To be clear we suspect it will take an incrediblynimble to add here adn then exit. Take a look at this long term weekly chart to see why.
That top occurred October 8, 2007 at 1576. The marekt is 122 SPX points below that high now. And it occurred in this same Fall time frame. Let's hop in our time machine and go back for a closer look.
Then as now the market bottomed in August and then zoomed, literally, some 200 spx points from 1380 to 1576, roughly, in less than two months. SPX then immediately collapsed 80 points, made a secondary lower high and that was it.
Most investing letters and for that matter the talking heads on CNBC, FoxB, etc, never talk about personal risk tolerance. Most of us have day jobs, we don't sit at a computer monitor watching the market all day long. I just received an inquiry from a reader about what I thought was going to happen.
I would guess that we have a repeat of this same sort of activity. By the way note that the whole move in 2007 was up and then down in three months. That is hardly buy and hold long term investor John Templeton Warrne buffet activity. That is what I mean by nimble. That is why I observed that it is easy to sell on an upday in relative calm. It is much tougher as volatility increases. What is your tolerance for risk? Which is to say that unless you are clever enough to jump in and out in a 90 day trading period you are not likely to be rewarded here. It may be that the better course of action for most people is to scale in bets on HDGE withh pre determined buy limits as the market moves higher.

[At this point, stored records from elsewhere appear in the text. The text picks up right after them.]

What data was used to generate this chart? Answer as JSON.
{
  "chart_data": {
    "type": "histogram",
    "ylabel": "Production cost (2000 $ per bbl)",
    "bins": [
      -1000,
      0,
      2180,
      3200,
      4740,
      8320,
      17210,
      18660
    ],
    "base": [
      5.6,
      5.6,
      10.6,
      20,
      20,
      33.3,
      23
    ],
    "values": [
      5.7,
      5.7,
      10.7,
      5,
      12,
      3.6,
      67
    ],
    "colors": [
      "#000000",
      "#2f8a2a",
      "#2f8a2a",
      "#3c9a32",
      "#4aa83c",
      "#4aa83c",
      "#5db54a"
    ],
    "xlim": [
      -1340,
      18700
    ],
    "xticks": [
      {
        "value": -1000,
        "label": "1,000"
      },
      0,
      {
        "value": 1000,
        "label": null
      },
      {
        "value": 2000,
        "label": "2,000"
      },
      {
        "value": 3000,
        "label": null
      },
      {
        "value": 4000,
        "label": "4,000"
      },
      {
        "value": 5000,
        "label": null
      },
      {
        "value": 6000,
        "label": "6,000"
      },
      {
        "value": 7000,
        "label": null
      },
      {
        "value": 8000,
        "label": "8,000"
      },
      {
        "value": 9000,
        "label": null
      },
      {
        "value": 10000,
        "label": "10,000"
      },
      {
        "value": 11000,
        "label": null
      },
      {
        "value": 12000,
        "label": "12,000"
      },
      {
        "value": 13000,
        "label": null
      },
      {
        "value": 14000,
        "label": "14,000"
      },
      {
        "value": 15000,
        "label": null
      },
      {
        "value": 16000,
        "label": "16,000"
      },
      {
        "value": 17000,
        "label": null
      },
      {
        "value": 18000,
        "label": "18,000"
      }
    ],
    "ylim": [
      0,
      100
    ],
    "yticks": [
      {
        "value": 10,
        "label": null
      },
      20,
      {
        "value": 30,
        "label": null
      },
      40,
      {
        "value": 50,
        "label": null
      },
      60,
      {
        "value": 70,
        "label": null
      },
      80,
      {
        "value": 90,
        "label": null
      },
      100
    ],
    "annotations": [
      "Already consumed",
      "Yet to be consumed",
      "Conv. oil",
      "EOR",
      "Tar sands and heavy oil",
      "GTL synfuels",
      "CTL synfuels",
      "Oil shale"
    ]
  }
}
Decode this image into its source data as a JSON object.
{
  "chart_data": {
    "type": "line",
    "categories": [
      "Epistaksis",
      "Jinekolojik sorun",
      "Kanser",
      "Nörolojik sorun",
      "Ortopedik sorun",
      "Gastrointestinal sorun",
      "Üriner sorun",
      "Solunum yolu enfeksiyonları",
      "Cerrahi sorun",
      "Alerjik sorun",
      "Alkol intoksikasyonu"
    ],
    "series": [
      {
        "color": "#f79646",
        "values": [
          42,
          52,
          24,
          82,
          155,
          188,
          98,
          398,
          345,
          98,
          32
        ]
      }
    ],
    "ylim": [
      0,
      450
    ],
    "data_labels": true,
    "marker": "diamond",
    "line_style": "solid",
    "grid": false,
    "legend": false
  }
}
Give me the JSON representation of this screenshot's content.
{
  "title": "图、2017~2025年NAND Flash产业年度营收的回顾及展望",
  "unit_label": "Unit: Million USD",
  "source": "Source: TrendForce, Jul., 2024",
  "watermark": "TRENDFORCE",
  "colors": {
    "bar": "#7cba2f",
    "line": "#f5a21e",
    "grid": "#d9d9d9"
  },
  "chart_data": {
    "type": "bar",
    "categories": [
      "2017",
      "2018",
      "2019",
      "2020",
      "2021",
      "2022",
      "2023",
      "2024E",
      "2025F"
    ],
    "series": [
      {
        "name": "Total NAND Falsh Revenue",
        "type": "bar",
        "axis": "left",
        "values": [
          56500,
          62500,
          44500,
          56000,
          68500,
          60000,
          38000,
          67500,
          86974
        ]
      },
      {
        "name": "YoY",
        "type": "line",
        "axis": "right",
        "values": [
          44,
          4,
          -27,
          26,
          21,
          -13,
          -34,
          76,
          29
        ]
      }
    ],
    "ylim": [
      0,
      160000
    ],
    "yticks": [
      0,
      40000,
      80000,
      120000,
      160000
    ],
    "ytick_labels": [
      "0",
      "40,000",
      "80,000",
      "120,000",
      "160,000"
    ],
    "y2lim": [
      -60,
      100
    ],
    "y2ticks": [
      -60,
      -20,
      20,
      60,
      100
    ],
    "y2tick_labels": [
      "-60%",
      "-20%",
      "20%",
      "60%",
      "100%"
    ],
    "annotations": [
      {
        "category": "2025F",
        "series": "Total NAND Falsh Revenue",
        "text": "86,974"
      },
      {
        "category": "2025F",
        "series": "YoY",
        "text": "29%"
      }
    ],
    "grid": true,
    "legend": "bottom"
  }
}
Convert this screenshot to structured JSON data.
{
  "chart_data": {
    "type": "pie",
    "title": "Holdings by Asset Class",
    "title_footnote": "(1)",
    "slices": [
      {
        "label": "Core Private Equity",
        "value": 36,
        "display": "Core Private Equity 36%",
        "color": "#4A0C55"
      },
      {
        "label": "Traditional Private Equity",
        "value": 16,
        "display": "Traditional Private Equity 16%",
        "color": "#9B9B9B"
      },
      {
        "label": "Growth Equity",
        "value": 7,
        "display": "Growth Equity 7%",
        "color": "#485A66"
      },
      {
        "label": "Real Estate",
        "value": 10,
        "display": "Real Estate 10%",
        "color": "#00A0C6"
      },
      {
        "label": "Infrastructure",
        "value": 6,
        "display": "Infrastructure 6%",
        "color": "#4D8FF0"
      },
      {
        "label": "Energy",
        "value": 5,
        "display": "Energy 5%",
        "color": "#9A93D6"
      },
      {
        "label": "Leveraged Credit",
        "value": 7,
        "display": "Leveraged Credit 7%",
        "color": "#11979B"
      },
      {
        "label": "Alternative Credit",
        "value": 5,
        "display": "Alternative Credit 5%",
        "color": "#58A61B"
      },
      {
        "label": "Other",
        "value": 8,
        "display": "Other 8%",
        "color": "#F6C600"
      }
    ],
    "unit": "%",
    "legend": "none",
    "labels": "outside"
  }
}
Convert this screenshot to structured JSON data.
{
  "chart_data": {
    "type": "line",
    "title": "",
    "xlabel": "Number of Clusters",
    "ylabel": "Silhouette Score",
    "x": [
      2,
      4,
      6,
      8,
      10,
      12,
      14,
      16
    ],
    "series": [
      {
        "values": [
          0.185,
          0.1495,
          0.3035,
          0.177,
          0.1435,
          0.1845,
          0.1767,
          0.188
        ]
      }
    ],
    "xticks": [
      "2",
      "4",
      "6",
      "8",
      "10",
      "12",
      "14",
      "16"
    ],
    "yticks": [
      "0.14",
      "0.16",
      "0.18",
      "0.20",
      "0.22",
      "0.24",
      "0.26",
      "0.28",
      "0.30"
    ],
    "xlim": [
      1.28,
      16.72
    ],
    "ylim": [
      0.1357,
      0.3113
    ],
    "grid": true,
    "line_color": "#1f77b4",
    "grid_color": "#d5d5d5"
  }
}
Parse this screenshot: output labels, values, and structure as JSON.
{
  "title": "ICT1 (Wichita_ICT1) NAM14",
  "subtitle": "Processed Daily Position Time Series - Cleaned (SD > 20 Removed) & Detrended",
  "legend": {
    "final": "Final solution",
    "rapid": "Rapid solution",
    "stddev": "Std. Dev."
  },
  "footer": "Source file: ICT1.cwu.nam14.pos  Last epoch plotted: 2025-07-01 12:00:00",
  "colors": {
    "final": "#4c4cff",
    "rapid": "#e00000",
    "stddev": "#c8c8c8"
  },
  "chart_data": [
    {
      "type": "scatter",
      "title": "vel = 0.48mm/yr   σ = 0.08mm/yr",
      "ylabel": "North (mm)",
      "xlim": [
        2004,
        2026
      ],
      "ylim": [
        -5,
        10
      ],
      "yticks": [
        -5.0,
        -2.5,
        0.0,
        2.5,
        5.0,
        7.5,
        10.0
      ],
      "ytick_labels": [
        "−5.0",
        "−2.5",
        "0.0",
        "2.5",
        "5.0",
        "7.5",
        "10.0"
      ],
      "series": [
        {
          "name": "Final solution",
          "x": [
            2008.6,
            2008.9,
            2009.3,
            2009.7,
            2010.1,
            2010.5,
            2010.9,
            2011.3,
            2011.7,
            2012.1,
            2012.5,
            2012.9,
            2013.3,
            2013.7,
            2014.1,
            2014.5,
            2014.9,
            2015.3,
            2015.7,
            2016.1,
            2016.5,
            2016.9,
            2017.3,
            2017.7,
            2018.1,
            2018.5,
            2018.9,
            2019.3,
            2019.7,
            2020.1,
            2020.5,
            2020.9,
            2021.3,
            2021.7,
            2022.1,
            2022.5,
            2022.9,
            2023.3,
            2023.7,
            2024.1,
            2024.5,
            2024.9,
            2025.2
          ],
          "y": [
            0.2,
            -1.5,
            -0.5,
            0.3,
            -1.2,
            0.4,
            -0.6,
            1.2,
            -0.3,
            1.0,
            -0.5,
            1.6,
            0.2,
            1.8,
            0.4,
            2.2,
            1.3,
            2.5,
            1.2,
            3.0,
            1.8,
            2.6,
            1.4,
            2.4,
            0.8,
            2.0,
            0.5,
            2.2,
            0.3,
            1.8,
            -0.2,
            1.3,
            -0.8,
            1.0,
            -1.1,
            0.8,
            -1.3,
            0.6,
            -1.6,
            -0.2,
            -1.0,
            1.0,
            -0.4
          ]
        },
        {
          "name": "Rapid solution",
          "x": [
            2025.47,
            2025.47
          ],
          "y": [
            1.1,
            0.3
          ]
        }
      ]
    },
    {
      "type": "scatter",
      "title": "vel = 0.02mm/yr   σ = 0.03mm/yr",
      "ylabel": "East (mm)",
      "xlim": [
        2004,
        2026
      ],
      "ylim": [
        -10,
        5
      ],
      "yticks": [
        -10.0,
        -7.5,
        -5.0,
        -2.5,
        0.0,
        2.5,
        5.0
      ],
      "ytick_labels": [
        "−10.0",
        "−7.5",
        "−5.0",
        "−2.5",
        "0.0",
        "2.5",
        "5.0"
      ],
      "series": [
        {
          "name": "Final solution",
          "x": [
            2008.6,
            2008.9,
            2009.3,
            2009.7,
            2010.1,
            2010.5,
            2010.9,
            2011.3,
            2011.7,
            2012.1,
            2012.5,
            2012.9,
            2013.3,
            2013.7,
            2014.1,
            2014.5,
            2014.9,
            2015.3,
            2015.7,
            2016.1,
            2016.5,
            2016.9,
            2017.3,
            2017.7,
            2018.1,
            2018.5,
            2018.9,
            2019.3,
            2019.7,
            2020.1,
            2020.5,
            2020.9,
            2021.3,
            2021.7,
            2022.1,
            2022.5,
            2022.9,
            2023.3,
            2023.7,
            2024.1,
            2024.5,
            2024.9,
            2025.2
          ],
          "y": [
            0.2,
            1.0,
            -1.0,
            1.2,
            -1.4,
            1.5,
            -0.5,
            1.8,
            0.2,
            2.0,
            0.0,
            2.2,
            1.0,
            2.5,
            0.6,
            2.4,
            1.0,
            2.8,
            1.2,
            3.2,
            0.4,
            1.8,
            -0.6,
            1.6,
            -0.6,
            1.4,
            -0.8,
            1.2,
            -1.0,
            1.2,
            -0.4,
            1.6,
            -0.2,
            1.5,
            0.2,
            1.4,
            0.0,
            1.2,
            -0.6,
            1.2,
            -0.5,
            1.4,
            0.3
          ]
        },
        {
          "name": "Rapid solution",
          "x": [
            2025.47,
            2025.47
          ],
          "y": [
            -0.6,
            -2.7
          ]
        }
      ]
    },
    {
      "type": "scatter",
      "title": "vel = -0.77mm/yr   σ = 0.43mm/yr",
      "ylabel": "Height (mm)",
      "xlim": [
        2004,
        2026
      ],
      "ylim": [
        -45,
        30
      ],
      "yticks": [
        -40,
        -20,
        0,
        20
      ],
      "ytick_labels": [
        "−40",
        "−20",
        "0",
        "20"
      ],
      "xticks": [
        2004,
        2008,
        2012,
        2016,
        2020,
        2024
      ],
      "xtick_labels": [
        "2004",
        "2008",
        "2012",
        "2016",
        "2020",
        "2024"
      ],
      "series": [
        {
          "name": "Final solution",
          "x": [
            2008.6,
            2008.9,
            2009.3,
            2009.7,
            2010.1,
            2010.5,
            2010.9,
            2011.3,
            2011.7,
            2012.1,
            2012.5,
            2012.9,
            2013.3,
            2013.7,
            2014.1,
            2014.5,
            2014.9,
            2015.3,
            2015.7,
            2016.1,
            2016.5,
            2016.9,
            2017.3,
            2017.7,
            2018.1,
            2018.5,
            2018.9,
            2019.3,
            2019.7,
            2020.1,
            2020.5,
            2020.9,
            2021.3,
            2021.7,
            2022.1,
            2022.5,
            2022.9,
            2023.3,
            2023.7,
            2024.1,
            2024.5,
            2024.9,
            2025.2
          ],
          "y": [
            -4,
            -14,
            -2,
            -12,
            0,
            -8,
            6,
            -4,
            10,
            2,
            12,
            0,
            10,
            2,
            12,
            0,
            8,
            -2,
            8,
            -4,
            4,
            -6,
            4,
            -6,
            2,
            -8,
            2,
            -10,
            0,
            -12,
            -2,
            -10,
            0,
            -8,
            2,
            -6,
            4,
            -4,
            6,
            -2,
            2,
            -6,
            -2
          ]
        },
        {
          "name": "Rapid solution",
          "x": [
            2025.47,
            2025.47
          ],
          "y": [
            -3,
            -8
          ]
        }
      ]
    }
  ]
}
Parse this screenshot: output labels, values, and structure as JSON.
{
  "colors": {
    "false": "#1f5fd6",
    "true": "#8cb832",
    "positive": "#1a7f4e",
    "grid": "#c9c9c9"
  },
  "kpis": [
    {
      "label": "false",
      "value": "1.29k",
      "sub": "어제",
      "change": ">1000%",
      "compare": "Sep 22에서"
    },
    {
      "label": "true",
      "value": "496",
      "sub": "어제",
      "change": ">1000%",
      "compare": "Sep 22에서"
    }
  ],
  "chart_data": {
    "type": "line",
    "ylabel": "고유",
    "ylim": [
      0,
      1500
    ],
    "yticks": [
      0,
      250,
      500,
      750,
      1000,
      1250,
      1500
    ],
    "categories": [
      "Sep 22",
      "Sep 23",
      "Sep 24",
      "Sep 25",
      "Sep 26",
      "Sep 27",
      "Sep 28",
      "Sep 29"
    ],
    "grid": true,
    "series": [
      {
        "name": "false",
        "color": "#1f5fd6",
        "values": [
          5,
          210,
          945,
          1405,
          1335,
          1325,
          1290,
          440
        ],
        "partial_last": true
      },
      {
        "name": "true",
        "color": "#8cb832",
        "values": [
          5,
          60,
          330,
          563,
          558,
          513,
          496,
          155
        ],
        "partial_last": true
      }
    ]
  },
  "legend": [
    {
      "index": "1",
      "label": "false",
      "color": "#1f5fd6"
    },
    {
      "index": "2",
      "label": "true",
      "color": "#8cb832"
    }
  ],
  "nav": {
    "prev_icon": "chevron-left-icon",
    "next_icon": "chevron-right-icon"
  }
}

Mr. Market has more than doubled from roughly 700 to 1450. This would be a good time to decide if the ability to catch that last 100 points falls in your risk tolerance, gee are we having fun yet, I am smarter than the traders on the floor of the CBOE, acquired skill set. Actully if you can do that, you are probably wasting your time in your day job and you should be a trader on the CBOE floor....
And by the way there is no assurance Mr. Market will go to 1576 again.
We will attempt to be of help here at TMP but at the end of the day it is your money at risk.